Having cut my fantasy milk teeth on the brilliant trilogy (and more recently, tetralogy) of Ursula Le Guin's A Wizard of Earthsea, and years later enjoyed the very good Riddle-Master of Hed series by Patricia A. McKillip, I couldn't but feel disappointed watching Cooper seem to go over some of the highlights of these, but never rise high enough to match the originals. And of course, no talking dragons or dead earthmaster children anywhere in sight.
And despite the author's obvious knowledge of how to write dialogue and make her characters move about, the main protagonist is a rather limp noodle. A male Mary-Sue of epic dimensions, who doesn't have anything to leaven his good-at-everything-blandness such as sarcasm, intelligence, a funny walk, or even much of a personality. Perhaps a talking-animal sidekick? Really, this is about all Songs of The Earth seems to be missing, some talking wolves. The villain as noted, isn't really any more deeply cut, just snipped out of a flat cloth of 'pure evil' as opposed to the bolt of 'annoyingly good' that Gair is made from.
Again, if you still like this sort of thing, and don't mind the above faults, then it may go down a treat. It certainly won't catch in one's throat, except er, for some questionable issues about gender, religion, politics, sexual otherness and a dose of bland Orientalism which admittedly, isn't any more bland than its Occidentalism.
Now I do apologize unreservedly if my tone has come across the least bit snide or overly critical. This really isn't a bad book, in the standard sense. But I can't say it's a good one in any sense either, which is a real shame because I have the impression that the author is capable of writing one, a really good one, if only they were willing to take some chances and try to find a story that wasn't already so well known to us.

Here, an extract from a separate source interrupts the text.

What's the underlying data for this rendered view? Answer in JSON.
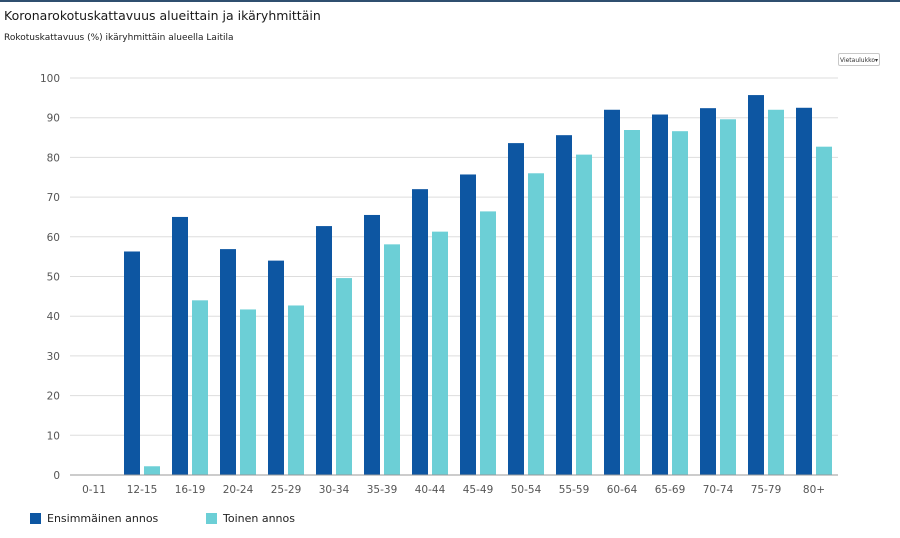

It's not a book that made me sorry I purchased it or even read it, partly I suppose because it's a fast read. But it did leave me wondering why anyone would spend the hard graft to write it, just so, because, well, it seems like you could do so much more interesting things with your time. And no reader would be poorer.

I also liked the way the author described magic and its use. It revealed a sort of poetic, original vision that I wish had been incorporated throughout the entire book.
But, yes, left agreeing with the original review (and somewhat more charitably than a couple of the comments). The book is so good at being what it is that you're left wishing it were more.